When Lois says they have not heard from Joe, he is seen screaming the Rifleman's Creed at his wheelchair like marines do with their rifles in the bootcamp sequence in Full Metal Jacket. One of the cutaways depicts Robin Williams in the film Patch Adams, where he fruitlessly attempts to amuse child patients with his comedy routines, driving one child patient to unplug his life support. When the Griffins return home to Stewie, the background music is an instrumental of "Somewhere In My Memory" by John Williams, which scores a similar scene in Home Alone. When Stewie is exploring the house he finds a Hustler magazine under his brother's bed, curious of what a vagina looks like. He instantly becomes horrified by the sight of a vagina on one of the pages, then proceeds to destroy the magazine by opening fire on it with an M3 submachine gun he retrieves from hammerspace, emptying the entire magazine of the weapon. Stewie mentions that Aquaman is pretty useless if the crime does not take place on water. Other references included jokes about the television series Lost and actors John Forsythe and Sean Connery.

==Reception==
In its original broadcast on Fox in the United States on November 2, 2008, "Baby Not on Board" was watched by 9.97 million homes and acquired a 5.0 Nielsen rating, the audience measurement systems developed to determine the audience size and composition of television programming in the United States, making it the highest rated episode of the season.

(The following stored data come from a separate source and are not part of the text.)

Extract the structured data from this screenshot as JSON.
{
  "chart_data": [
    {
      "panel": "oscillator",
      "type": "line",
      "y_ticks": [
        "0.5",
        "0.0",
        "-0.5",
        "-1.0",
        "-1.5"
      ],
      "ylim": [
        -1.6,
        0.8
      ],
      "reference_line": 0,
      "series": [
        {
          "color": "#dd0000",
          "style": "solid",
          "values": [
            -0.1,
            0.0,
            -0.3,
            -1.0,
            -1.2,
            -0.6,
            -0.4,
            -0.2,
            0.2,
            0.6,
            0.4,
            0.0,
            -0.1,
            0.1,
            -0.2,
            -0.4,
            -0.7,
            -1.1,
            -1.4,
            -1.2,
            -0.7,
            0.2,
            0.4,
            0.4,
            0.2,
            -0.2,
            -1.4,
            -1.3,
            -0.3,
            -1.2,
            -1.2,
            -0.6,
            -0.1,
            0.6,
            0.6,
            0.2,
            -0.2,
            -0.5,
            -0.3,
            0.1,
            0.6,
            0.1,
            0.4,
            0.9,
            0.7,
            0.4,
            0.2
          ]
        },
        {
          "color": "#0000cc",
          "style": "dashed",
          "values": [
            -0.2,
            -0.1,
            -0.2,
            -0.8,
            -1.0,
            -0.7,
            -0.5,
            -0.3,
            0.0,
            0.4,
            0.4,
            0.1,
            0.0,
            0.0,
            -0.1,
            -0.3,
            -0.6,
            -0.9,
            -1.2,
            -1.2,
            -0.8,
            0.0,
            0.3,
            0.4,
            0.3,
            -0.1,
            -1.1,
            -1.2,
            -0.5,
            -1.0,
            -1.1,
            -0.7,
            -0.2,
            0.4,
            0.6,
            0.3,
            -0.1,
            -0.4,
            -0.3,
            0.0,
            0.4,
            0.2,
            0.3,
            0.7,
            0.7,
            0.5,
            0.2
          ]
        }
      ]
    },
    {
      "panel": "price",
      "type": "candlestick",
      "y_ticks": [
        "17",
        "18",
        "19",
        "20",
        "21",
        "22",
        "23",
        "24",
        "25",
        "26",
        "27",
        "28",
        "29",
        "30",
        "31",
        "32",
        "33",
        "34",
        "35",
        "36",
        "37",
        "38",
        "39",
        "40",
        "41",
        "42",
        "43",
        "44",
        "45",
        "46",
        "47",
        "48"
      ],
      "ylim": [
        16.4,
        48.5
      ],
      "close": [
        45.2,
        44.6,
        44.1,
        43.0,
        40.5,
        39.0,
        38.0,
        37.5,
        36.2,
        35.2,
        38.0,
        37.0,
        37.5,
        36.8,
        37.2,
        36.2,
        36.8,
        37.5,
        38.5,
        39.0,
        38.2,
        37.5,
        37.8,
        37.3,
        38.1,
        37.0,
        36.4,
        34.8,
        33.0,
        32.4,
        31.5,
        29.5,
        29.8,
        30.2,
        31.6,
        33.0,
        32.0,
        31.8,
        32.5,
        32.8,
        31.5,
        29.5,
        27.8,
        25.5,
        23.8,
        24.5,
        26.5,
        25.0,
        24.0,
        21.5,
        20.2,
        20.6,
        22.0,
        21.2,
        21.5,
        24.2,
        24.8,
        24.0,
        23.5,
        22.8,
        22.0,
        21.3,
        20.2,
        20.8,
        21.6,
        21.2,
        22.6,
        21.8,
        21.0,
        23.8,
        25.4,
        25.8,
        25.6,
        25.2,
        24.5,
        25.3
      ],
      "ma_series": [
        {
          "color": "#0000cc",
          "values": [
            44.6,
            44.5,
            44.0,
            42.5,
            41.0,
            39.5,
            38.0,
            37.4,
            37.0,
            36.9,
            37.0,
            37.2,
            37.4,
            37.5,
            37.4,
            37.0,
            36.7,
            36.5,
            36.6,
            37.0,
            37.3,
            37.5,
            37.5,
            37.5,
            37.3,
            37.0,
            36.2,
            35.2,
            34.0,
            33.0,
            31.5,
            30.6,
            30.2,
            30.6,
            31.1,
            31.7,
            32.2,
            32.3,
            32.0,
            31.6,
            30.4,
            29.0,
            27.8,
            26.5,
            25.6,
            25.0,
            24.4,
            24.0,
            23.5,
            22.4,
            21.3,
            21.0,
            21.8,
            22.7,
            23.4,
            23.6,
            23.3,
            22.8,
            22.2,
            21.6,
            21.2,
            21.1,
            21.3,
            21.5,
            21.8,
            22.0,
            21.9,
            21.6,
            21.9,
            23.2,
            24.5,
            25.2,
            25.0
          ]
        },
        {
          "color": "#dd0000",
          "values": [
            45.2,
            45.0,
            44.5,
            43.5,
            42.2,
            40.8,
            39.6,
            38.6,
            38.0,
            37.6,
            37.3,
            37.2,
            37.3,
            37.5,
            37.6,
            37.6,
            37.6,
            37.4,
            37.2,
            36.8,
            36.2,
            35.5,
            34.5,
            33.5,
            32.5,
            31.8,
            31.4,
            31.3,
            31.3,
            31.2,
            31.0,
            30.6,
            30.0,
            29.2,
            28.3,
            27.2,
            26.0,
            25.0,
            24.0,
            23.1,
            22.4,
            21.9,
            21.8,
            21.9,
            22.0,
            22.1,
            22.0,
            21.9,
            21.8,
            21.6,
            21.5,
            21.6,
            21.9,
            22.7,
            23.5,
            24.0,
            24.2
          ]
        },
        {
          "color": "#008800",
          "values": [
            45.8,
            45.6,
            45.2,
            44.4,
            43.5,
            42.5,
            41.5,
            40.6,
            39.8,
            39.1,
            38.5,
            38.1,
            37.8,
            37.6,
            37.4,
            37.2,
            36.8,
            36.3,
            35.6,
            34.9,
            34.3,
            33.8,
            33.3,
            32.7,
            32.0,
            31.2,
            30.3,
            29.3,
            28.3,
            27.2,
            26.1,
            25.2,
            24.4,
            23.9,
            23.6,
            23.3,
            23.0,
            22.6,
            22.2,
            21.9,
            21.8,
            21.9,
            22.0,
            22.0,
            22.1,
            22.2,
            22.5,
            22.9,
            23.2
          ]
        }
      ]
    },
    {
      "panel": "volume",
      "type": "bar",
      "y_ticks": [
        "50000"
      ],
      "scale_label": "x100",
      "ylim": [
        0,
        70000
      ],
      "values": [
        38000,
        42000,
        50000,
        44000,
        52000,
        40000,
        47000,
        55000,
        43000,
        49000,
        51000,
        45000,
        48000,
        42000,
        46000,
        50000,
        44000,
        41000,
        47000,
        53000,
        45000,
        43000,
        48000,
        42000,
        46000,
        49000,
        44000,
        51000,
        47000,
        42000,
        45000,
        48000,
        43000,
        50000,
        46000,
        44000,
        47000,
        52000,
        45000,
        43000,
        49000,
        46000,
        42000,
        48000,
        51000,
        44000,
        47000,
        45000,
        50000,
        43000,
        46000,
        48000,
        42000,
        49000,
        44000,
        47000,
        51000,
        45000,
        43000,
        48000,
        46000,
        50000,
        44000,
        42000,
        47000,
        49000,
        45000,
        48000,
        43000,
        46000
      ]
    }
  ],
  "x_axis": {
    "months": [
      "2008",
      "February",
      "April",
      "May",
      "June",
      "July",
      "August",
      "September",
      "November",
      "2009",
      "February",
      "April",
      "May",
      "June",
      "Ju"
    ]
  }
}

The episode received mixed reviews from television sources and critics. Steve Heisler of The A.V. Club gave the episode a C, calling it "without a doubt, the most meta episode I've seen in quite some time" and said that "if Family Guy wants to make the show itself the butt of every joke, it needs to ramp up the conflict and tone down on the flights of fancy–most of those are funny for a bit, but excess can ruin just about anything." Another complaint of the episode were the Back to the Future references and the storyline.

Ahsan Haque of IGN gave the episode a negative review, calling it "definitely one of the worst Family Guy episodes in years". He criticized the jokes, calling some pointless and most of them tasteless, saying that the funnier moments of the episode were not enough to make it a worthwhile episode. Robin Pierson of The TV Critic also gave the episode a negative review, calling it "pointless television", but said that it featured some entertaining jokes.